Невил Шют (Nevil Shute, 1899–1960) — настоящее имя — Невил Шют Норуэй. Родился в местечке Илинг (графство Миддлсекс). В годы первой мировой войны служил в английской армии, после войны окончил Оксфордский университет. Увлекался аэронавтикой, работал инженером-авиаконструктором. Первый роман «Маразан» опубликовал в 1926 году. За этим романом последовали «Презренные» (1928) и «Что случилось с Корбеттами» (1939). С окончанием второй мировой войны Шют уехал в Австралию, где написал и опубликовал свои самые известные романы «Город как Элис» (1950) и «На берегу» (1957).В книгу вошли два лучших романа писателя: «Крысолов» и «На берегу».Драматические события романа «Крысолов» происходят во Франции и сопряжены со временем гитлеровской оккупации.
Невил Шют (Nevil Shute, 1899–1960) — настоящее имя — Невил Шют Норуэй. Родился в местечке Илинг (графство Миддлсекс). В годы первой мировой войны служил в английской армии, после войны окончил Оксфордский университет. Увлекался аэронавтикой, работал инженером-авиаконструктором. Первый роман «Маразан» опубликовал в 1926 году. За этим романом последовали «Презренные» (1928) и «Что случилось с Корбеттами» (1939). С окончанием второй мировой войны Шют уехал в Австралию, где написал и опубликовал свои самые известные романы «Город как Элис» (1950) и «На берегу» (1957).В книгу вошли два лучших романа писателя: «Крысолов» и «На берегу».Сюжет романа «На берегу» лег в основу прославленного фильма американского режиссера Стенли Крамера «На последнем берегу».Nevil Shute.

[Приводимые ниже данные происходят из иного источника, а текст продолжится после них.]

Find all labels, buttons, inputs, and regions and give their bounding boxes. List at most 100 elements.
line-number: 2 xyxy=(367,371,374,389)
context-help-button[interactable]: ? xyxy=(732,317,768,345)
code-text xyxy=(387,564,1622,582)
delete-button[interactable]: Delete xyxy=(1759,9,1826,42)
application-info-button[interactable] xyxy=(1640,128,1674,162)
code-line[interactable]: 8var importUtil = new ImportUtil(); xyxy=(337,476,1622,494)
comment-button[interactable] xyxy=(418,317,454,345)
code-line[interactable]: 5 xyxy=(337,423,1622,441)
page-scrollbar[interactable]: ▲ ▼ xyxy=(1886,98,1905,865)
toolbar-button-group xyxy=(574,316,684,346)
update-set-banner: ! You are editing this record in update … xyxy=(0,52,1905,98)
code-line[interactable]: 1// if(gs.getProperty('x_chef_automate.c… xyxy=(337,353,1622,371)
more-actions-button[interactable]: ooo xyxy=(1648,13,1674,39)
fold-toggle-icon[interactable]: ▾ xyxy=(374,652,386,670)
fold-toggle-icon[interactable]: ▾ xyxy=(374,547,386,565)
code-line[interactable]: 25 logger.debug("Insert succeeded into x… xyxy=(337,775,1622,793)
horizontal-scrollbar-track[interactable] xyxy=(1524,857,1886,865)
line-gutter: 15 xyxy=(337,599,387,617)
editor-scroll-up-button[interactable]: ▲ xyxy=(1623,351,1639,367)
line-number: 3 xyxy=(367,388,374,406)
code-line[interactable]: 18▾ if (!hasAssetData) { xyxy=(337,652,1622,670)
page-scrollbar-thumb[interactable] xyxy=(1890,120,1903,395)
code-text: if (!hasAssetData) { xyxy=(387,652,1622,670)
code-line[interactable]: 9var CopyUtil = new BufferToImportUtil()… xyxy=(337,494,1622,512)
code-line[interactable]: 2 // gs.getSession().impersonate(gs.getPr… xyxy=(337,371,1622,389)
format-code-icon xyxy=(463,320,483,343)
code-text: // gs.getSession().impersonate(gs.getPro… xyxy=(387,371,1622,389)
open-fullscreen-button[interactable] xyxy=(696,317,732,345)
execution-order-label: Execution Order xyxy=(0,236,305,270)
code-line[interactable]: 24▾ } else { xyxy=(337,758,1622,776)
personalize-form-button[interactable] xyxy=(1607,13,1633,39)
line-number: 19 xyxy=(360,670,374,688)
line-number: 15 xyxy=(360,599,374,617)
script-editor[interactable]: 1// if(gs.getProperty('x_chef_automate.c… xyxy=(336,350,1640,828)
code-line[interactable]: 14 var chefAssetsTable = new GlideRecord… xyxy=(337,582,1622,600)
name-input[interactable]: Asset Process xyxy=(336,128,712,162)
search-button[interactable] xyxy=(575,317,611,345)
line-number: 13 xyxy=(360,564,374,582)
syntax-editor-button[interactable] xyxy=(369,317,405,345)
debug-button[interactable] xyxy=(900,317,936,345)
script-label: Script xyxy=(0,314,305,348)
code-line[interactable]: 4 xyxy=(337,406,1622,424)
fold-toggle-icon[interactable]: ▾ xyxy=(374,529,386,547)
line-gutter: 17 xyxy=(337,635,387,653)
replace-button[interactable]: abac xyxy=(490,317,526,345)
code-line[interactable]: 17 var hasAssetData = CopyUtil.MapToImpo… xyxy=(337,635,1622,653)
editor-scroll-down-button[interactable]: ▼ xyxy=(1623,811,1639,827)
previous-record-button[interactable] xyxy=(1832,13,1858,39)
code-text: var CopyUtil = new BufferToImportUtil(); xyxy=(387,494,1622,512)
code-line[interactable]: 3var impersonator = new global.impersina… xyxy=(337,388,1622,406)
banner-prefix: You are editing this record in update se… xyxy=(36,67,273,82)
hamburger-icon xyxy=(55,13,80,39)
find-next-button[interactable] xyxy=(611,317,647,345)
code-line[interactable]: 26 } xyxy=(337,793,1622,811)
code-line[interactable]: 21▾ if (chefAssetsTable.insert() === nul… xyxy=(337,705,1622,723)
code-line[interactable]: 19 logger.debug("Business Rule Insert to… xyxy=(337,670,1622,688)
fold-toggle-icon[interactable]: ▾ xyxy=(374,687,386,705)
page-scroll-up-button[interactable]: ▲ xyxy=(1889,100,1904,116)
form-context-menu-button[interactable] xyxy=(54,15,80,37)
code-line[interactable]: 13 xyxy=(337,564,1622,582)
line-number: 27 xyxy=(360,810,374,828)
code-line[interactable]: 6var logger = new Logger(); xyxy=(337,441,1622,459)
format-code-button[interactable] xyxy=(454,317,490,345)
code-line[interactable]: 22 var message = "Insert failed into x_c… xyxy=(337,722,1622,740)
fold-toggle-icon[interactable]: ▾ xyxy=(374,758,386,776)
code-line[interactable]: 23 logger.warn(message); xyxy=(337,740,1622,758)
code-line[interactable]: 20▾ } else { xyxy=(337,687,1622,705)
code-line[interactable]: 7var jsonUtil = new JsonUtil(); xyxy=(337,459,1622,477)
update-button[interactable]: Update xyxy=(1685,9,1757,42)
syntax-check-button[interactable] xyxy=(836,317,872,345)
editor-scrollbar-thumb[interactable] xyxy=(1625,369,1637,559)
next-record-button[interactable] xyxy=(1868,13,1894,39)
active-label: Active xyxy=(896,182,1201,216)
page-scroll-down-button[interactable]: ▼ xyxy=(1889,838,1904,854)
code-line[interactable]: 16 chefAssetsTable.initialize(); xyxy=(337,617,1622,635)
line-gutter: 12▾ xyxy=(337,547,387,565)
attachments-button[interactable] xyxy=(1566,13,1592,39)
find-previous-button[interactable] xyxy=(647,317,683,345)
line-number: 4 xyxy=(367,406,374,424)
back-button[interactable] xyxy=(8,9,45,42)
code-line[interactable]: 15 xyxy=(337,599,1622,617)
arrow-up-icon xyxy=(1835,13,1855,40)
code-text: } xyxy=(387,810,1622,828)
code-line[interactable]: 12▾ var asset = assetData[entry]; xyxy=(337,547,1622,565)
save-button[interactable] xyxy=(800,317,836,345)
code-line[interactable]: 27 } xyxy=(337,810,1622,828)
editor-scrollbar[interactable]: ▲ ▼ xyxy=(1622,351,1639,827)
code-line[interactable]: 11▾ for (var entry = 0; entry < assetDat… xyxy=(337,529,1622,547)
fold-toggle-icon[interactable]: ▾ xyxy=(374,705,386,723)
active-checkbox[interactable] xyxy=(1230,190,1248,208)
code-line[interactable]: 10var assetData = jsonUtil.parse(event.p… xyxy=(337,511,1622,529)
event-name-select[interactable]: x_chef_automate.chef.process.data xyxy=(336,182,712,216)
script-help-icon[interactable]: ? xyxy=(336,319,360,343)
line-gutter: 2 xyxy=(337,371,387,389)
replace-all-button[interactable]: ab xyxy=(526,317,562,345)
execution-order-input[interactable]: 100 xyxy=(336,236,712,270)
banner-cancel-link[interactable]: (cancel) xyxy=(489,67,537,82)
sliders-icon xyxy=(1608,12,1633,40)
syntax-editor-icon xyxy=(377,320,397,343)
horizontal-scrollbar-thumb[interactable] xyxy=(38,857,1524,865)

Ярослав Гавличек (1896–1943) — крупный чешский прозаик 30—40-х годов, мастер психологического портрета. Роман «Невидимый» (1937) — первое произведение писателя, выходящее на русском языке, — значительное социально-философское полотно, повествующее об истории распада и вырождения семьи фабриканта Хайна.
В книге рассказывается история главного героя, который сталкивается с различными проблемами и препятствиями на протяжении всего своего путешествия. По пути он встречает множество второстепенных персонажей, которые играют важные роли в истории. Благодаря опыту главного героя книга исследует такие темы, как любовь, потеря, надежда и стойкость. По мере того, как главный герой преодолевает свои трудности, он усваивает ценные уроки жизни и растет как личность.